As a woodworker, I’d do the same. Granted it would be a piece of wood with matching dimensions to the foot, but still just a piece of wood.
time, tool
Toilet paper for me
I use a bidet
I use my fingers then I rinse them off in the sink.
Rub it under the table leg to balance the table.
Swing and a miss there pal.
Do you know for a four legs table no matter the floor it sits on. There is always a rotational position where all it’s legs touch ground at the same level.
For circular tables that are uneven you can just rotate the table until it sits right.
For square tables you may check the 90° angles to see if you are lucky.
Edit: This theory works with even legs + uneven (bumpy) floors. For your own safety do not test this the other way around.
That’s just so wildly not true that I can’t believe you didn’t work it out for yourself in the time it took you to type that up.
To test your theory, envision a floor that is a perfectly level pane of glass. Then picture a 4 legged table where one leg is just an eighth inch shorter than the other 3.
You can spin that table all day and there’s never going to be a position where it doesn’t wobble.
@[email protected] is citing a mathematical proof that basically states if you have a table whose feet form 4 points on a flat rectangle, that table can find a stable resting spot anywhere on an uneven surface only by rotating the table, you do not have to translate the table, only rotate it.
Your example, while practical, breaks that model because it only works if the continuous surface is uneven and the four independent points are coplaner. If you make the reverse true, with a table that has 4 even legs and put it on a floor that can be described as two triangles (what you would get if you connected 3 even length legs and one shorter) you could rotate the table to find somewhere all four legs touch.
This is why it is very important for us woodworkers to make table and chair legs the same length, or failing that, add adjustable feet, becasue us carpenters don’t know what the fuck we’re doing.
Yep, it works the other way around. Even legs uneven floor.
Interesting that it works the other way…I assume that in that scenario, there’s also no guarantee that the table would be anywhere close to level in whatever position eliminates wobble?
Not really how that works, but I dig the enthusiasm!
A cool thing is, you can achieve the same effect by rotating the table in a circle (if possible) until you find a stable angle, since for 4 points on a circle there has to exist at least one rotation angle where they are on the same elevation.
There’s no guarantee you can draw a circle through the bottom of the four legs of a table (opposite legs can be off in the same direction).
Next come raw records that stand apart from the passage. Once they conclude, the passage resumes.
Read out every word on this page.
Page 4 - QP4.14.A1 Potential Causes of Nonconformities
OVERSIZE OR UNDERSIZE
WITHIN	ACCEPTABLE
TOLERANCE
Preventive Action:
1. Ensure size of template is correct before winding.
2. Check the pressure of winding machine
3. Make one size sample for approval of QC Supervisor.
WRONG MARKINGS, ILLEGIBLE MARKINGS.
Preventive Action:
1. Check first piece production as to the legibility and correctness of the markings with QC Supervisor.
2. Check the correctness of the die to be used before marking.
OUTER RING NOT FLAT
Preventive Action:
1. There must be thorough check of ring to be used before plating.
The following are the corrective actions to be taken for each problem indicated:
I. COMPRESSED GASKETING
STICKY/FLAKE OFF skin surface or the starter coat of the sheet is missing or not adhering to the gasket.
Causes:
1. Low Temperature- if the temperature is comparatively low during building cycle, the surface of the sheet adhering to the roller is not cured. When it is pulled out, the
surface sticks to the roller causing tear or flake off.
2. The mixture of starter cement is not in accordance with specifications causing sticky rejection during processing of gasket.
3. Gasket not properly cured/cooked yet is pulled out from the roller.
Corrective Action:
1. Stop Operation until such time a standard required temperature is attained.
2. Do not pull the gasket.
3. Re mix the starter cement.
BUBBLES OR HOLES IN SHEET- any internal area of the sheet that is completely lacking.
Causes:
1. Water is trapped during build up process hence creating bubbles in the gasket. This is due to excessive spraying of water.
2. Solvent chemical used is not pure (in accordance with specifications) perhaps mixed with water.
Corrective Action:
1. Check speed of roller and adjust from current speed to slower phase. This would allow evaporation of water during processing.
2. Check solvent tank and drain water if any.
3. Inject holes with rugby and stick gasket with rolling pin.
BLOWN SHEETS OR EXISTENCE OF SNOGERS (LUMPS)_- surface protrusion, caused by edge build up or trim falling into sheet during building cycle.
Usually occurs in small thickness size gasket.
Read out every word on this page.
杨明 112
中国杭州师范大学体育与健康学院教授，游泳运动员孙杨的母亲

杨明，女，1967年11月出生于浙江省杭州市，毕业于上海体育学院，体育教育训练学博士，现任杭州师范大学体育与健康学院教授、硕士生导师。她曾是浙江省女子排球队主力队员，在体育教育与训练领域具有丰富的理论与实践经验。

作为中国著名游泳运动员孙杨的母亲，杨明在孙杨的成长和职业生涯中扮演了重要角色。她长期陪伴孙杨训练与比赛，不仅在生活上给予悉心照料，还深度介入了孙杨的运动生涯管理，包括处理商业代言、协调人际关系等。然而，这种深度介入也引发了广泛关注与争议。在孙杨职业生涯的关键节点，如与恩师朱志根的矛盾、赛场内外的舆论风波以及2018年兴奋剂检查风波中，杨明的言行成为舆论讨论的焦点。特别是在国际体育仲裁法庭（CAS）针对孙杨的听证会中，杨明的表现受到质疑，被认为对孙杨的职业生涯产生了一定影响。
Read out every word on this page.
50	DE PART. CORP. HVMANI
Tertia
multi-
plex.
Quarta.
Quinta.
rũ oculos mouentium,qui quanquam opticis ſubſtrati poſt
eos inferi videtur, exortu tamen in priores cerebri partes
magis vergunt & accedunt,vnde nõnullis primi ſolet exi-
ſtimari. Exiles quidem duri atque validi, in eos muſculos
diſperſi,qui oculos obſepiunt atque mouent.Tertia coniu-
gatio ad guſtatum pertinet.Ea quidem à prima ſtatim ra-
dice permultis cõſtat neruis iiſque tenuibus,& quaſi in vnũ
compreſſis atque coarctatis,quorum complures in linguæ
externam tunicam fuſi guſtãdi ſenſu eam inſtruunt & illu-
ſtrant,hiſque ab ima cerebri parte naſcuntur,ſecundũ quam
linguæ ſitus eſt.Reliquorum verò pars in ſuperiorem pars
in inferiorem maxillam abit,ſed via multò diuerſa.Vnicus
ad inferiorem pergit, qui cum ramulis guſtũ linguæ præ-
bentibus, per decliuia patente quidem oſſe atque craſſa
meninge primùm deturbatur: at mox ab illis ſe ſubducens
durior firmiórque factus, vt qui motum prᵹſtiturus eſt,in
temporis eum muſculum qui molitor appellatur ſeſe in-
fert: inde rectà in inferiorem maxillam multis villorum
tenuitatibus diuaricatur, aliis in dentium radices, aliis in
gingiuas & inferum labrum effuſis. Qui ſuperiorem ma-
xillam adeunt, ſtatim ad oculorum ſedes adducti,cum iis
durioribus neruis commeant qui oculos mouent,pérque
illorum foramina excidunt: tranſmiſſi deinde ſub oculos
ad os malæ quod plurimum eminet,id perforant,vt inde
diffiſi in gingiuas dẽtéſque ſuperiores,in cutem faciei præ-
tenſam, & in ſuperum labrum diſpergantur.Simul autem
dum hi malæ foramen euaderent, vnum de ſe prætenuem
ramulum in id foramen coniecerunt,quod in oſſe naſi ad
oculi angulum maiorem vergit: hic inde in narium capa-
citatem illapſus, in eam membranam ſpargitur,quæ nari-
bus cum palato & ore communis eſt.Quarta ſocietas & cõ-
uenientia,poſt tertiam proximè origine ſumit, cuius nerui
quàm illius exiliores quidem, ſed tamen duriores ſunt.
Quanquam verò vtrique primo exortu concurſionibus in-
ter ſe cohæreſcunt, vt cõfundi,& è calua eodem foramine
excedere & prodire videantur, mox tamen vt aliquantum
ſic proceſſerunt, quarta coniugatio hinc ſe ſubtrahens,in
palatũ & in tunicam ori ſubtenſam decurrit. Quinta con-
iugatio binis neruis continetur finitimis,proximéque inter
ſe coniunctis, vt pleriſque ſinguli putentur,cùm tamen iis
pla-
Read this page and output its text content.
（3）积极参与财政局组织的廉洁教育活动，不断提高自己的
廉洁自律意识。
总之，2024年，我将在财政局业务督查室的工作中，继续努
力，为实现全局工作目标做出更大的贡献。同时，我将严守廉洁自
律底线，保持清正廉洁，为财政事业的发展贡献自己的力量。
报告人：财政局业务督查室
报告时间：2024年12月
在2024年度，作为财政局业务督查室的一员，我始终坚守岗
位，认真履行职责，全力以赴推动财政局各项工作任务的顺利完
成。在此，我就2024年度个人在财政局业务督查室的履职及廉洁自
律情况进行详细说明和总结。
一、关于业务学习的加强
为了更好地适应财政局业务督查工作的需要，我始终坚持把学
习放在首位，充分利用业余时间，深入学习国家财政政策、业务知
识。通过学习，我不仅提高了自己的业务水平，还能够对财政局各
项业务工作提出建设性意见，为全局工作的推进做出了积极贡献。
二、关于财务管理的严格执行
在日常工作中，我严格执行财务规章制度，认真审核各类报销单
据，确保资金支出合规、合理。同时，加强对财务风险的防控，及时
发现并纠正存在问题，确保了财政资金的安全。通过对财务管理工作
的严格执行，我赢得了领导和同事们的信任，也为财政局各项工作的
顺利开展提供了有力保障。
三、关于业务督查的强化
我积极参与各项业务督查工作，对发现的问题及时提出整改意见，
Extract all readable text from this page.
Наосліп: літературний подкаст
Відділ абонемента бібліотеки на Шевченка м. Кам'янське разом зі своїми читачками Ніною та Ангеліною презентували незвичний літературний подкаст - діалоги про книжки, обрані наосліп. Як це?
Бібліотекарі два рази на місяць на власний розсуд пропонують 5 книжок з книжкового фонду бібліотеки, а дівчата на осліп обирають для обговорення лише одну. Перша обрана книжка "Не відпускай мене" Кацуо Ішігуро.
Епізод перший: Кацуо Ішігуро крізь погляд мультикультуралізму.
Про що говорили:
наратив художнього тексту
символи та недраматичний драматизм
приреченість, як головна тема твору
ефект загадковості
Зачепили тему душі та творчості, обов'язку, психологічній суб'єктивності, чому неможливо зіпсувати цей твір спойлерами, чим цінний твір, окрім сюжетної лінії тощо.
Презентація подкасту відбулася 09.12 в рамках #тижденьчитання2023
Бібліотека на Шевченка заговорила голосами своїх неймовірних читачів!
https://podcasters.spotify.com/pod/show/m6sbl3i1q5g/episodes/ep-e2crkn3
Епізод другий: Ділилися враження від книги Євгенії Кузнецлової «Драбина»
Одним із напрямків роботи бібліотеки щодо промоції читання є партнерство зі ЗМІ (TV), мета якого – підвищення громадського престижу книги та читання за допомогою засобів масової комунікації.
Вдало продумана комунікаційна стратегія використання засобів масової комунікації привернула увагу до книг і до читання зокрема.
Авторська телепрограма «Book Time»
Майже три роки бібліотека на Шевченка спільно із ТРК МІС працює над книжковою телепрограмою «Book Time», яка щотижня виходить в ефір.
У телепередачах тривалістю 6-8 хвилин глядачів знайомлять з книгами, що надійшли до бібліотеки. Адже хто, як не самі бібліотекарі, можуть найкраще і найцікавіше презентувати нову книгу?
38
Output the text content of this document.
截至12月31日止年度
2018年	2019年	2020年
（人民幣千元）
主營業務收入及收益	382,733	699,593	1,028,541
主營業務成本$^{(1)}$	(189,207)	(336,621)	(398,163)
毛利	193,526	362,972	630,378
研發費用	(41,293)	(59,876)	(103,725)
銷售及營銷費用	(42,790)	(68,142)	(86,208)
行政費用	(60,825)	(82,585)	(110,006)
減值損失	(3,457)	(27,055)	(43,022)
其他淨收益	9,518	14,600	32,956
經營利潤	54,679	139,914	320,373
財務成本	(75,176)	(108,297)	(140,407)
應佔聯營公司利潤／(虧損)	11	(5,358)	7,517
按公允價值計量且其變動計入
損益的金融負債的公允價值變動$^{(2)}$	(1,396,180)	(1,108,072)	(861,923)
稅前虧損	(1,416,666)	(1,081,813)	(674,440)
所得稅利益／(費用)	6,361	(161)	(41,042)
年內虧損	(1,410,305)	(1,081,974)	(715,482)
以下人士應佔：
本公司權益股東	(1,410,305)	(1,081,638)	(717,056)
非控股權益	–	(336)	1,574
Also, most floors are not perfectly flat, therefore you can’t assume the floor is at one elevation.
Problem is, that you might have to move the table legs through the floor to archive the desired result
This requires the legs to be all the same height and the floor to cause the wobble. That doesn’t happen often irl, but I’ve done it a few times and it always makes me happy when it works
I’ve done this with my dinner table several times.
Is there mathematical proof for this? It sounds like it could be true, but also sounds like you could actively create a floor which it wasn’t true for
I’m pretty sure this doesn’t account for any floor that isn’t a flat plane.
This is one of those things that works in a simulated environment but not in practice in the real world.
It does work in the real world, as long as the floor is the problem, and the table is perfect.
Most of the time at a restaurant, it’s the table that’s been beaten up and is no longer even.